Arce blames Evo Morales’s ambition for the split between the two men and their respective supporters in MAS: “[T]he personal and individual appetite of one person cannot drag the Bolivian people into again violating the Constitution.” The public seems to be focused on other issues, however, as Arce’s approval rating fell from 42% to 22% between January and September this year, according to one poll. “The main reason is the economic; basically, the increase in prices,” the report says.
Deterioration from an earlier state of affairs is remarkable, and the population is likely looking back on those earlier days of MAS rule under Morales fondly. From 2006 on, the MAS-led government carried out reforms that uplifted one of the most poverty-stricken populations in the Western Hemisphere.
According to one summary, Bolivia became a “Plurinational State” representing 36 indigenous cultures. Land was redistributed and the production of oil, natural gas, and electricity were nationalized. The minimum wage and per capita income each tripled; roads, schools, and hospitals were built. The elderly, mothers, and children received generous social support. Health care expanded and schools multiplied. The economy grew at twice the average rate of Latin American countries. International currency reserves amounted to US$15 billion in 2014.
Then natural gas production fell. International reserve funds were down to US$139 million in 2024. According to a BBC report, these were the sources of funds used by governments under Morales and Arce to pay for social programs, including fuel subsidies. Now income from natural gas exports, paid in dollars, is short, more so because fuel imports are paid for in dollars. Bolivia imports 56% of the gasoline and 86% of the diesel fuel it uses.

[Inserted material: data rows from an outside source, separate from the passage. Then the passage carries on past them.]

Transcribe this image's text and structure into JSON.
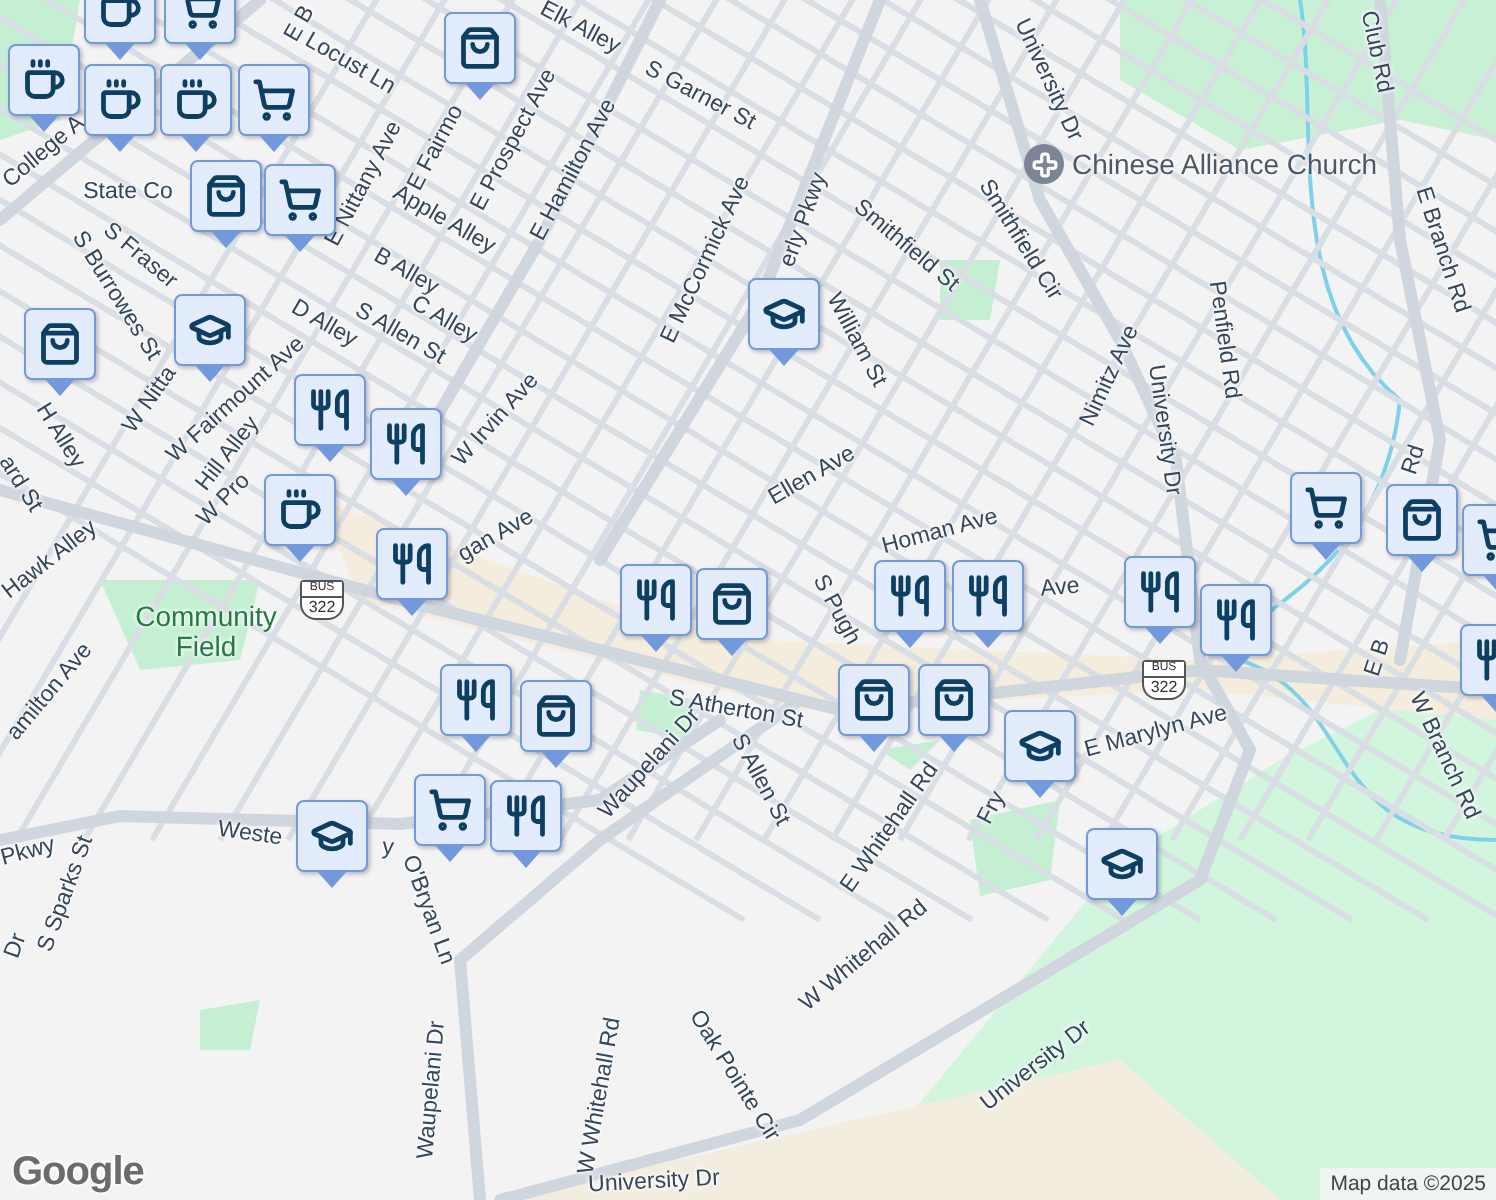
{
  "street_labels": [
    {
      "text": "Elk Alley"
    },
    {
      "text": "Locust Ln"
    },
    {
      "text": "S Garner St"
    },
    {
      "text": "E Fairmo"
    },
    {
      "text": "E Prospect Ave"
    },
    {
      "text": "E Hamilton Ave"
    },
    {
      "text": "Apple Alley"
    },
    {
      "text": "E Nittany Ave"
    },
    {
      "text": "B Alley"
    },
    {
      "text": "C Alley"
    },
    {
      "text": "S Allen St"
    },
    {
      "text": "D Alley"
    },
    {
      "text": "S Fraser"
    },
    {
      "text": "S Burrowes St"
    },
    {
      "text": "W Nitta"
    },
    {
      "text": "W Fairmount Ave"
    },
    {
      "text": "Hill Alley"
    },
    {
      "text": "W Irvin Ave"
    },
    {
      "text": "H Alley"
    },
    {
      "text": "Hawk Alley"
    },
    {
      "text": "E McCormick Ave"
    },
    {
      "text": "Smithfield St"
    },
    {
      "text": "Smithfield Cir"
    },
    {
      "text": "University Dr"
    },
    {
      "text": "Club Rd"
    },
    {
      "text": "E Branch Rd"
    },
    {
      "text": "Penfield Rd"
    },
    {
      "text": "Nimitz Ave"
    },
    {
      "text": "University Dr"
    },
    {
      "text": "Ellen Ave"
    },
    {
      "text": "Homan Ave"
    },
    {
      "text": "Ave"
    },
    {
      "text": "S Pugh"
    },
    {
      "text": "S Atherton St"
    },
    {
      "text": "S Allen St"
    },
    {
      "text": "E Whitehall Rd"
    },
    {
      "text": "Fry"
    },
    {
      "text": "E Marylyn Ave"
    },
    {
      "text": "W Branch Rd"
    },
    {
      "text": "Waupelani Dr"
    },
    {
      "text": "Waupelani Dr"
    },
    {
      "text": "O'Bryan Ln"
    },
    {
      "text": "Weste"
    },
    {
      "text": "y"
    },
    {
      "text": "Pkwy"
    },
    {
      "text": "S Sparks St"
    },
    {
      "text": "amilton Ave"
    },
    {
      "text": "W Whitehall Rd"
    },
    {
      "text": "Oak Pointe Cir"
    },
    {
      "text": "W Whitehall Rd"
    },
    {
      "text": "University Dr"
    },
    {
      "text": "University Dr"
    },
    {
      "text": "State Co"
    },
    {
      "text": "College A"
    },
    {
      "text": "W Pro"
    },
    {
      "text": "gan Ave"
    },
    {
      "text": "ard St"
    },
    {
      "text": "E B"
    },
    {
      "text": "William St"
    },
    {
      "text": "erly Pkwy"
    },
    {
      "text": "Dr"
    },
    {
      "text": "E B"
    },
    {
      "text": "Rd"
    }
  ],
  "area_labels": [
    {
      "text": "Community Field"
    }
  ],
  "poi": {
    "kind": "church",
    "name": "Chinese Alliance Church"
  },
  "route_shields": [
    {
      "network": "BUS",
      "number": "322"
    },
    {
      "network": "BUS",
      "number": "322"
    }
  ],
  "markers": [
    {
      "kind": "cafe"
    },
    {
      "kind": "grocery"
    },
    {
      "kind": "cafe"
    },
    {
      "kind": "cafe"
    },
    {
      "kind": "cafe"
    },
    {
      "kind": "grocery"
    },
    {
      "kind": "shop"
    },
    {
      "kind": "grocery"
    },
    {
      "kind": "shop"
    },
    {
      "kind": "school"
    },
    {
      "kind": "shop"
    },
    {
      "kind": "restaurant"
    },
    {
      "kind": "restaurant"
    },
    {
      "kind": "cafe"
    },
    {
      "kind": "restaurant"
    },
    {
      "kind": "shop"
    },
    {
      "kind": "restaurant"
    },
    {
      "kind": "restaurant"
    },
    {
      "kind": "shop"
    },
    {
      "kind": "restaurant"
    },
    {
      "kind": "grocery"
    },
    {
      "kind": "school"
    },
    {
      "kind": "school"
    },
    {
      "kind": "restaurant"
    },
    {
      "kind": "restaurant"
    },
    {
      "kind": "shop"
    },
    {
      "kind": "shop"
    },
    {
      "kind": "school"
    },
    {
      "kind": "school"
    },
    {
      "kind": "grocery"
    },
    {
      "kind": "shop"
    },
    {
      "kind": "restaurant"
    },
    {
      "kind": "restaurant"
    },
    {
      "kind": "restaurant"
    },
    {
      "kind": "grocery"
    }
  ],
  "attribution": {
    "logo": "Google",
    "text": "Map data ©2025"
  }
}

Dollars have been in short supply to pay for the needs of Bolivian society for several years now, and borrowing has shot up. Shortages persist, as does inflation. Foreign debt as a portion of GDP rose from 10% in 2008 to 30% in 2022.
Spoils system?
Economics is not the whole story, though. According to one account, “The main cleavage between Arce and Evo is the increasing inequality of state resources between the factions they represent.”
Informal employment in Bolivia is high. But “the government’s executive branch employs half a million people … Control over people and agencies represents power that is available to the Arce administration and not to the other side.”
According to commentator Luis Vega Gonzalez, racial identity is also a factor. On one side of “the abyss that separates them” are the Morales forces who are largely indigenous. On the other side are the “white mestizos represented by those who govern in conjunction with those whose power comes from perks.”
He adds that “[I]n three years, the Indians were displaced from power … the economy was handed over to the market … and the collective aspirations of the plurinational state had to be replaced by individual entrepreneurship and social climbing.”
Now, with Morales’ proposed Oct. 12 “great national meeting” pending, the members of the MAS Party face the huge task of trying to reunite their movement before U.S.-backed interests and the domestic right wing reorganize to strike again.